In Part 1 of this blog post, Gain visibility with Aiven Kafka dashboards, we talked about how important it is to get a good understanding of the behavior of your production Kafka system in order to successfully keep it running continuously. In this blog post, we'll cover the latest addition to our Kafka dashboards, the consumer group graph: consumer group replication lag.
The graph and its associated telemetry will give you insight into the behavior of consumers within your production Kafka system. These consumers can be part of a business-critical, revenue generating data pipeline with very high SLA for uptime, accentuating the need to know how the consumers are behaving at all times. Before we jump into the graph, let's cover some basics.
A topic can be thought of as a unique channel over which a discussion can take place. The channel typically has producers and consumers; the former send messages while the latter read them. For example, let's say there's a channel called "soccer".
For example, you might be able to read what others are saying about soccer (in this case you are acting like a consumer), and post soccer-related messages to the soccer channel (in this case you are acting like a producer).
The producers and consumers working within a topic, also work within topic partitions. But, what are topic partitions and why are they important?
Topics can be segmented, or partitioned: this is the primary mechanism of Kafka's scalability because topic partitions increase read and write bandwidth. They do this by spreading the messages across one or more partitions.
Each partition is a standalone append-only log where messages are stored in monotonically increasing positions called offsets.
For example, let's say there are 100 messages for a topic and that it is set up to have 5 partitions. In this case, each partition will be assigned around 20 messages. By partitioning topics, it makes it a lot easier to read large amounts of Kafka messages, leading us to consumer groups.
In a Kafka system, multiple consumers can be used to read messages from a Kafka topic to improve the message consumption rate. Spreading messages across multiple partitions and thinking how consumers are mapped to them is a little unintuitive.
Additionally, it raises the question of whether a message can be read by multiple consumers which could be undesirable for certain classes of business applications. Let's dive a little deeper.
We'll use the example of a 100 message topic with 5 partitions, and add a consumer group of 5 consumers. In this case, each consumer will be assigned to one partition and consume that partition's messages: 20 messages each.
A consumer can only read from partitions that it is assigned to.

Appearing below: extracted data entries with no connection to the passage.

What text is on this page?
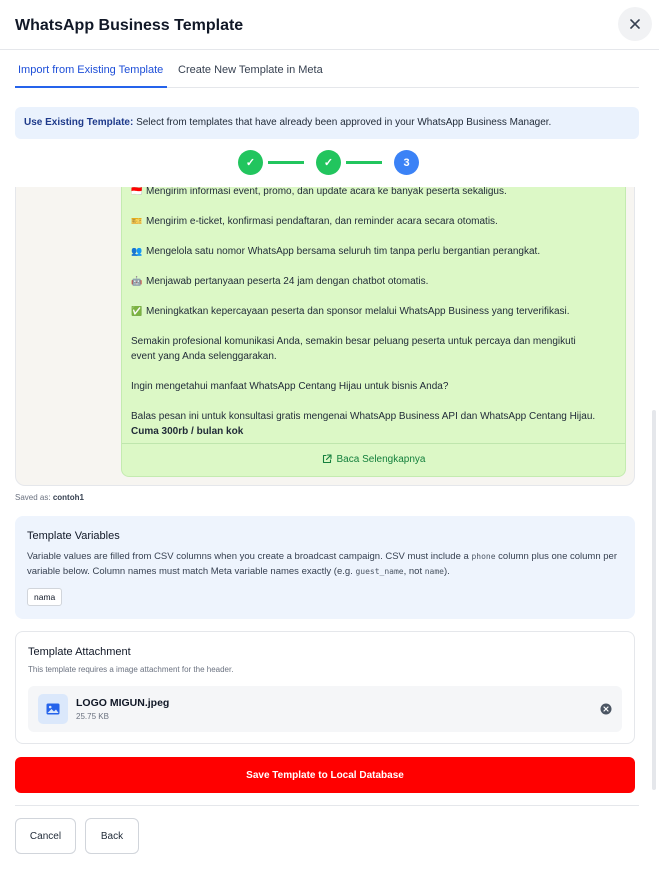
WhatsApp Business Template
Import from Existing Template Create New Template in Meta
Use Existing Template: Select from templates that have already been approved in your WhatsApp Business Manager.
✓	✓	3
🇮🇩 Mengirim informasi event, promo, dan update acara ke banyak peserta sekaligus.
🎫 Mengirim e-ticket, konfirmasi pendaftaran, dan reminder acara secara otomatis.
👥 Mengelola satu nomor WhatsApp bersama seluruh tim tanpa perlu bergantian perangkat.
🤖 Menjawab pertanyaan peserta 24 jam dengan chatbot otomatis.
✅ Meningkatkan kepercayaan peserta dan sponsor melalui WhatsApp Business yang terverifikasi.
Semakin profesional komunikasi Anda, semakin besar peluang peserta untuk percaya dan mengikuti
event yang Anda selenggarakan.
Ingin mengetahui manfaat WhatsApp Centang Hijau untuk bisnis Anda?
Balas pesan ini untuk konsultasi gratis mengenai WhatsApp Business API dan WhatsApp Centang Hijau.
Cuma 300rb / bulan kok
Baca Selengkapnya
Saved as: contoh1
Template Variables
Variable values are filled from CSV columns when you create a broadcast campaign. CSV must include a phone column plus one column per variable below. Column names must match Meta variable names exactly (e.g. guest_name, not name).
nama
Template Attachment
This template requires a image attachment for the header.
LOGO MIGUN.jpeg
25.75 KB
Save Template to Local Database
Cancel	Back
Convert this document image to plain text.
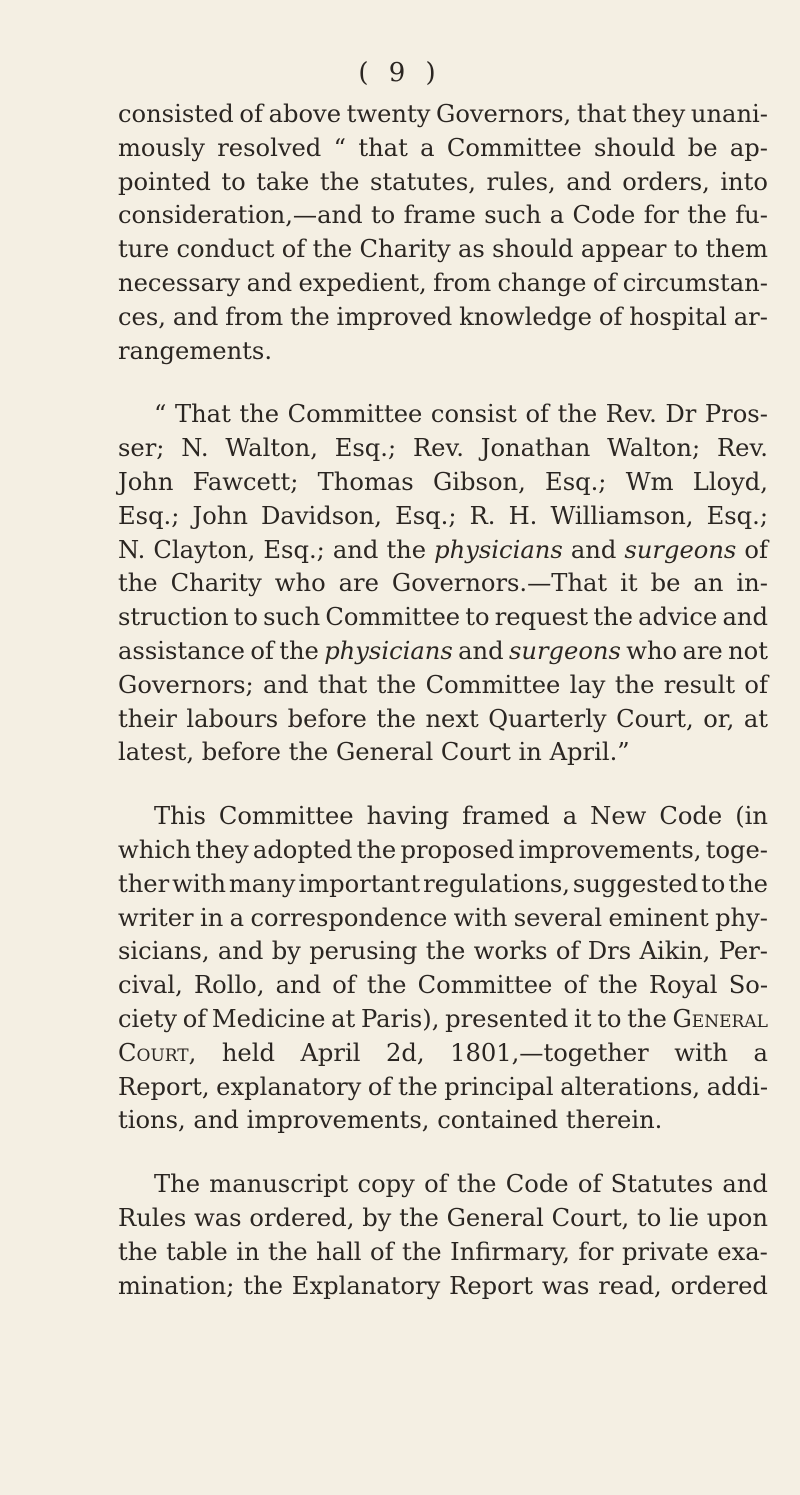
( 9 )
consisted of above twenty Governors, that they unani-
mously resolved “ that a Committee should be ap-
pointed to take the statutes, rules, and orders, into
consideration,—and to frame such a Code for the fu-
ture conduct of the Charity as should appear to them
necessary and expedient, from change of circumstan-
ces, and from the improved knowledge of hospital ar-
rangements.
“ That the Committee consist of the Rev. Dr Pros-
ser; N. Walton, Esq.; Rev. Jonathan Walton; Rev.
John Fawcett; Thomas Gibson, Esq.; Wm Lloyd,
Esq.; John Davidson, Esq.; R. H. Williamson, Esq.;
N. Clayton, Esq.; and the physicians and surgeons of
the Charity who are Governors.—That it be an in-
struction to such Committee to request the advice and
assistance of the physicians and surgeons who are not
Governors; and that the Committee lay the result of
their labours before the next Quarterly Court, or, at
latest,
before
the
General
Court
in
April.”
This Committee having framed a New Code (in
which they adopted the proposed improvements, toge-
ther with many important regulations, suggested to the
writer in a correspondence with several eminent phy-
sicians, and by perusing the works of Drs Aikin, Per-
cival, Rollo, and of the Committee of the Royal So-
ciety of Medicine at Paris), presented it to the General
Court, held April 2d, 1801,—together with a
Report, explanatory of the principal alterations, addi-
tions,
and
improvements,
contained
therein.
The manuscript copy of the Code of Statutes and
Rules was ordered, by the General Court, to lie upon
the table in the hall of the Infirmary, for private exa-
mination; the Explanatory Report was read, ordered
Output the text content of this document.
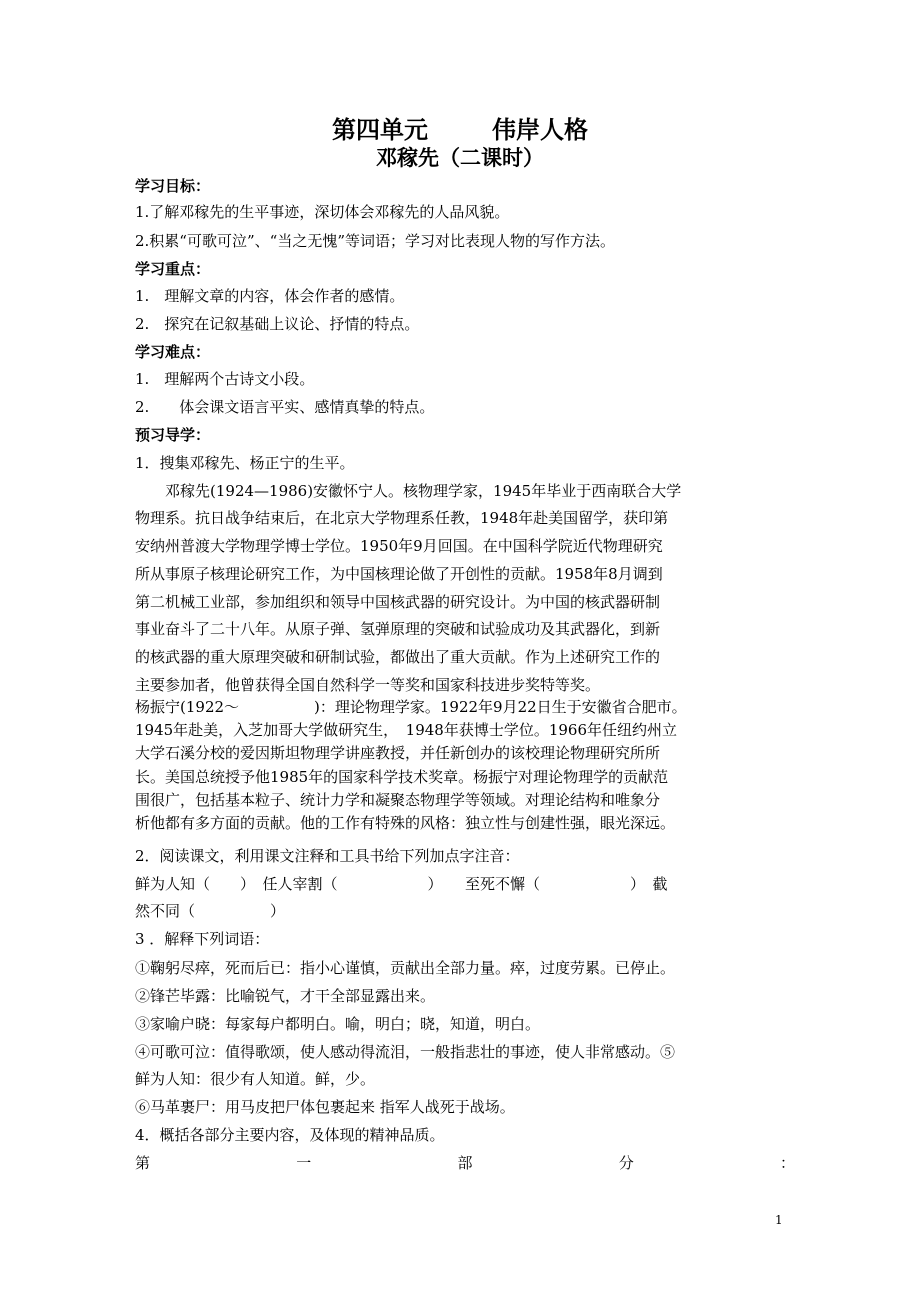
第四单元	伟岸人格
邓稼先（二课时）
学习目标：
1.了解邓稼先的生平事迹，深切体会邓稼先的人品风貌。
2.积累“可歌可泣”、“当之无愧”等词语；学习对比表现人物的写作方法。
学习重点：
1.　理解文章的内容，体会作者的感情。
2.　探究在记叙基础上议论、抒情的特点。
学习难点：
1.　理解两个古诗文小段。
2.　　体会课文语言平实、感情真挚的特点。
预习导学：
1．搜集邓稼先、杨正宁的生平。
　　邓稼先(1924—1986)安徽怀宁人。核物理学家，1945年毕业于西南联合大学
物理系。抗日战争结束后，在北京大学物理系任教，1948年赴美国留学，获印第
安纳州普渡大学物理学博士学位。1950年9月回国。在中国科学院近代物理研究
所从事原子核理论研究工作，为中国核理论做了开创性的贡献。1958年8月调到
第二机械工业部，参加组织和领导中国核武器的研究设计。为中国的核武器研制
事业奋斗了二十八年。从原子弹、氢弹原理的突破和试验成功及其武器化，到新
的核武器的重大原理突破和研制试验，都做出了重大贡献。作为上述研究工作的
主要参加者，他曾获得全国自然科学一等奖和国家科技进步奖特等奖。
杨振宁(1922～　　　　　)：理论物理学家。1922年9月22日生于安徽省合肥市。
1945年赴美，入芝加哥大学做研究生，　1948年获博士学位。1966年任纽约州立
大学石溪分校的爱因斯坦物理学讲座教授，并任新创办的该校理论物理研究所所
长。美国总统授予他1985年的国家科学技术奖章。杨振宁对理论物理学的贡献范
围很广，包括基本粒子、统计力学和凝聚态物理学等领域。对理论结构和唯象分
析他都有多方面的贡献。他的工作有特殊的风格：独立性与创建性强，眼光深远。
2．阅读课文，利用课文注释和工具书给下列加点字注音：
鲜为人知（　　）　任人宰割（　　　　　　）　　至死不懈（　　　　　　）　截
然不同（　　　　　）
3 ．解释下列词语：
①鞠躬尽瘁，死而后已：指小心谨慎，贡献出全部力量。瘁，过度劳累。已停止。
②锋芒毕露：比喻锐气，才干全部显露出来。
③家喻户晓：每家每户都明白。喻，明白；晓，知道，明白。
④可歌可泣：值得歌颂，使人感动得流泪，一般指悲壮的事迹，使人非常感动。⑤
鲜为人知：很少有人知道。鲜，少。
⑥马革裹尸：用马皮把尸体包裹起来 指军人战死于战场。
4．概括各部分主要内容，及体现的精神品质。
第	一	部	分	：
1
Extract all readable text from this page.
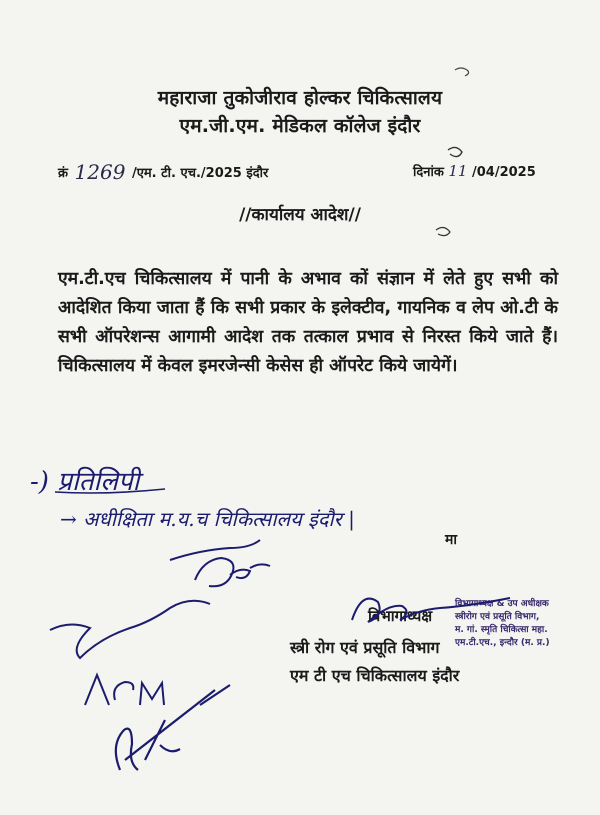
महाराजा तुकोजीराव होल्कर चिकित्सालय
एम.जी.एम. मेडिकल कॉलेज इंदौर
क्रं 1269 /एम. टी. एच./2025 इंदौर	दिनांक 11 /04/2025
//कार्यालय आदेश//
एम.टी.एच चिकित्सालय में पानी के अभाव कों संज्ञान में लेते हुए सभी को आदेशित किया जाता हैं कि सभी प्रकार के इलेक्टीव, गायनिक व लेप ओ.टी के सभी ऑपरेशन्स आगामी आदेश तक तत्काल प्रभाव से निरस्त किये जाते हैं। चिकित्सालय में केवल इमरजेन्सी केसेस ही ऑपरेट किये जायेगें।
-) प्रतिलिपी
→ अधीक्षिता म.य.च चिकित्सालय इंदौर |
मा
विभागाध्यक्ष
स्त्री रोग एवं प्रसूति विभाग
एम टी एच चिकित्सालय इंदौर
विभागाध्यक्ष & उप अधीक्षक
स्त्रीरोग एवं प्रसूति विभाग,
म. गां. स्मृति चिकित्सा महा.
एम.टी.एच., इन्दौर (म. प्र.)
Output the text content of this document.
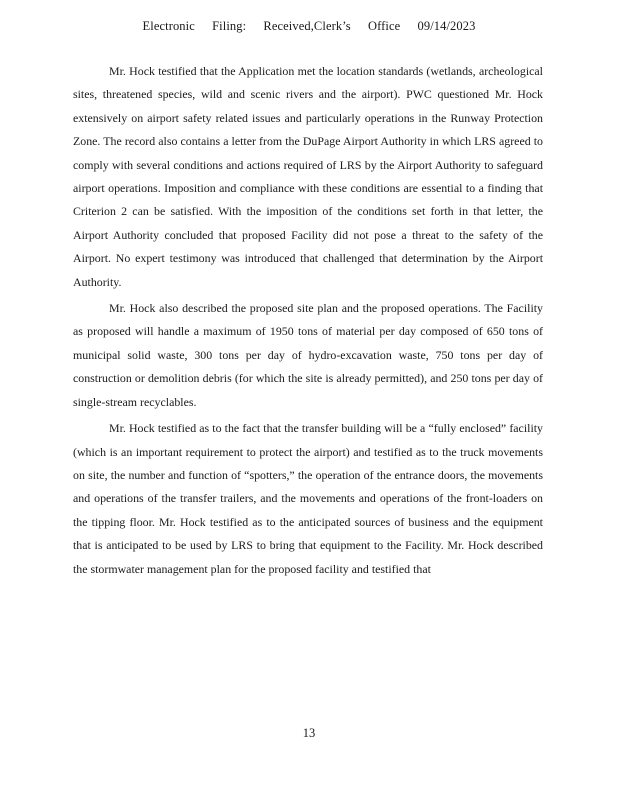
Electronic Filing: Received,Clerk’s Office 09/14/2023

Mr. Hock testified that the Application met the location standards (wetlands, archeological sites, threatened species, wild and scenic rivers and the airport). PWC questioned Mr. Hock extensively on airport safety related issues and particularly operations in the Runway Protection Zone. The record also contains a letter from the DuPage Airport Authority in which LRS agreed to comply with several conditions and actions required of LRS by the Airport Authority to safeguard airport operations. Imposition and compliance with these conditions are essential to a finding that Criterion 2 can be satisfied. With the imposition of the conditions set forth in that letter, the Airport Authority concluded that proposed Facility did not pose a threat to the safety of the Airport. No expert testimony was introduced that challenged that determination by the Airport Authority.

Mr. Hock also described the proposed site plan and the proposed operations. The Facility as proposed will handle a maximum of 1950 tons of material per day composed of 650 tons of municipal solid waste, 300 tons per day of hydro-excavation waste, 750 tons per day of construction or demolition debris (for which the site is already permitted), and 250 tons per day of single-stream recyclables.

Mr. Hock testified as to the fact that the transfer building will be a “fully enclosed” facility (which is an important requirement to protect the airport) and testified as to the truck movements on site, the number and function of “spotters,” the operation of the entrance doors, the movements and operations of the transfer trailers, and the movements and operations of the front-loaders on the tipping floor. Mr. Hock testified as to the anticipated sources of business and the equipment that is anticipated to be used by LRS to bring that equipment to the Facility. Mr. Hock described the stormwater management plan for the proposed facility and testified that

13
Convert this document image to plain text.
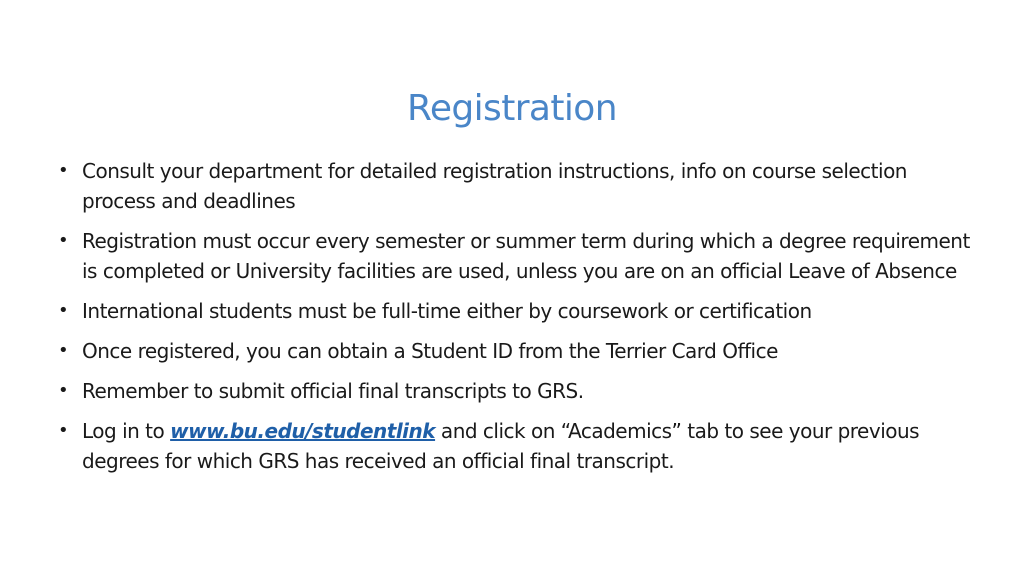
Registration
• Consult your department for detailed registration instructions, info on course selection process and deadlines
• Registration must occur every semester or summer term during which a degree requirement is completed or University facilities are used, unless you are on an official Leave of Absence
• International students must be full-time either by coursework or certification
• Once registered, you can obtain a Student ID from the Terrier Card Office
• Remember to submit official final transcripts to GRS.
• Log in to www.bu.edu/studentlink and click on “Academics” tab to see your previous degrees for which GRS has received an official final transcript.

What if the consumer group only has 3? Consumers A through C will be assigned to partitions 1 through 3. A and B will then pick up the remaining slack and be assigned to partitions 4 and 5.
However, the reverse might happen where there are more consumers than partitions. Then the unassigned consumers in the group will be idle until perhaps another member of the group has terminated for some unforeseen reason.
As you see, Kafka's topics, partitions, and consumer groups work in a coordinated, straightforward manner. However, problems will occur and tracking key metrics such as consumer group lag can help you avoid major ones.
Consumer group lag is one of the most important graphs in your Kafka dashboard. If there is a significant lag, it could indidate one of two scenarios - a terminated consumer or, a consumer who is alive but unable to keep up with the rate of incoming messages.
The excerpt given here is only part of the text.